Belajar dari Finlandia. Negara ini kerap disebut mempunyai kualitas pendidikan yang baik di dunia. Namun siapa yang menyangka bahwa pada tahun 1980 capaian negara ini masih di bawah rata-rata negara OECD (Organisation for Economic Co-operation and Development). Profesi guru kini sangat populer di kalangan anak muda di Finlandia. Lebih banyak pelamar yang mendaftar dalam program ilmu keguruan dan pendidikan daripada yang diterima. Tingkat kepopulerannya dan kesulitan tesnya sama dengan fakultas kedokteran. Proses ini tentu sangat baik untuk mendapatkan guru-guru yang termotivasi.
Indonesia? Setiap negara memang punya faktor-faktor perbedaan budaya, struktur masyarakat dan sebagainya, termasuk Indonesia, sehingga tidak serta merta semua yang diterapkan di negara lain itu bisa di-copy paste untuk diterapkan di Tanah Air. Negara ini harus mentransformasi dirinya sendiri.
Masa Emas Guru Indonesia
Sedikit mengajak menengok ke belakang. Pada tahun 1970-an, guru Indonesia pernah mencatatkan sejarah yang patut dibanggakan. Ratusan guru (sebagian besar guru mata pelajaran Matematika, IPA dan Bahasa) dikirim ke Malaysia atas permintaan resmi negara tersebut. Di sana mereka menunjukkan prestasi dan dedikasi yang sangat baik. Meski jumlahnya tidak banyak, prestasi itu patut menjadi kebanggaan. Tidak berlebihan jika kita menyebut kala itu sebagai “masa emas”. Sebagai tenaga terdidik, para guru Indonesia berperan penting dalam pendidikan negara tetangga. Ini tentu berbeda dengan cerita sekarang, di mana banyak TKI dipekerjakan di perkebunan Negeri Jiran sebagai buruh dan masih saja menyisakan cerita pilu.
Audit Guru
Tingginya kebutuhan nasional akan guru juga menjadi masalah. Di kota-kota banyak lahir sekolah baru yang butuh guru yang cukup, akhirnya kota menjadi pusat penampungan guru-guru. Sementara kondisi berbeda terjadi di daerah. Luasnya wilayah Indonesia membuat masih banyak daerah dengan sekolah tanpa guru yang memadai. Soal kesenjangan yang masih terjadi, seperti fasilitas, ketidak-teraturan penempatan guru, kualifikasi dan pembinaan adalah faktor-faktor utama yang menyebabkan belum berhasilnya sistem pendidikan nasional kita. Underinvestment dalam pendidikan termasuk soal mutu guru merupakan refleksi dari ketidakpahaman para pengambil keputusan dalam sup- ra sistem pemerintahan.

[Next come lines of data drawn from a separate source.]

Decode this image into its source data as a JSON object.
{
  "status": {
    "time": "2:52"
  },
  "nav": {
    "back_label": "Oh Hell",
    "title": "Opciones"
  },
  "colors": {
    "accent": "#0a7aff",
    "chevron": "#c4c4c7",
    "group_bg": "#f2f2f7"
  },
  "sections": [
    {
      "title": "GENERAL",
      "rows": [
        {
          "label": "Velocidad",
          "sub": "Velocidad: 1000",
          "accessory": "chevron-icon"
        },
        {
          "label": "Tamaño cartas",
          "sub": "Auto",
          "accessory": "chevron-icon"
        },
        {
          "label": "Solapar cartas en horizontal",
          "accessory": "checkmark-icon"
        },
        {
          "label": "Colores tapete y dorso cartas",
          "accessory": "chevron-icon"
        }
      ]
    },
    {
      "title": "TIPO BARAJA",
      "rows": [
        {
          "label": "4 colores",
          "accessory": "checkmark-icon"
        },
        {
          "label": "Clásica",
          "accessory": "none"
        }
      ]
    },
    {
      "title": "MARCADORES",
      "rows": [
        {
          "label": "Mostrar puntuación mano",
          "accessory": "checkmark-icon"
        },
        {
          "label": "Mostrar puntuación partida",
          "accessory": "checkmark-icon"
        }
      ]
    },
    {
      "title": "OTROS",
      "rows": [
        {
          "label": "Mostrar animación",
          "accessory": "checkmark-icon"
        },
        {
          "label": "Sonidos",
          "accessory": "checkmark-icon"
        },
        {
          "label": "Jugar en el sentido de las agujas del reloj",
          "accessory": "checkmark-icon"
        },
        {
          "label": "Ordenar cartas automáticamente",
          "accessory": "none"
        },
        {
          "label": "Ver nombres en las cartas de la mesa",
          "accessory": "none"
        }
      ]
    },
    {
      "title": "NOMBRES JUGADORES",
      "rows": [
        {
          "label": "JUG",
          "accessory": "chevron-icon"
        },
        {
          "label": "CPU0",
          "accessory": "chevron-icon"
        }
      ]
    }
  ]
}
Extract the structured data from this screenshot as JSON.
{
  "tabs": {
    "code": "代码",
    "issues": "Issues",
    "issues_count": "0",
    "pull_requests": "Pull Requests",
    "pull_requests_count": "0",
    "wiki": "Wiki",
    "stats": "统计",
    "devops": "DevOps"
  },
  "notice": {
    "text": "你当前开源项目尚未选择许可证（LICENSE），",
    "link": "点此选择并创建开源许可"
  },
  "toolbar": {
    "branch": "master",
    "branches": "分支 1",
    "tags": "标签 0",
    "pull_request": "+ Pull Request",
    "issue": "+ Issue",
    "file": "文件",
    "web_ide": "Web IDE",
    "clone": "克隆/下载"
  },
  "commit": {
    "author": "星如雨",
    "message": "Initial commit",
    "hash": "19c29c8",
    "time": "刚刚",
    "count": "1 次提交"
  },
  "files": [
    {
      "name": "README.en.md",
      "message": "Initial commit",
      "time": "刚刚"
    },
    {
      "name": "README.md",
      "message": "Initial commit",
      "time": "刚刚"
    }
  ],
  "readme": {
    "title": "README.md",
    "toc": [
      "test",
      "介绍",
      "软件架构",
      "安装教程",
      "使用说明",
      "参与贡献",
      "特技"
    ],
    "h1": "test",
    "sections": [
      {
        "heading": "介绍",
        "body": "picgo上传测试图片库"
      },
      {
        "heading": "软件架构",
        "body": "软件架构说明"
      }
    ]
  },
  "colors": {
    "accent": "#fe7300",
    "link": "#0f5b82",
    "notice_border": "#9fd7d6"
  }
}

Pemerintah harus berani melakukan langkah besar, yakni melakukan “audit” guru. Bukan hanya soal pendataan kuantitatif tapi lebih jauh ke personal secara kualitatif. Konsekuensinya, saat banyak guru tidak layak ditemukan, mereka harus segera dirumahkan. Tapi mampukah Pemerintah menyiapkan tenaga pendidik baru yang benar-benar kompeten? Termasuk memenuhi angka ideal rasio guru dan murid. Sementara bagi guru yang masih bertahan, kebijakan pembinaan harus mengarah pada meningkatkan mutu dan profesionalisme.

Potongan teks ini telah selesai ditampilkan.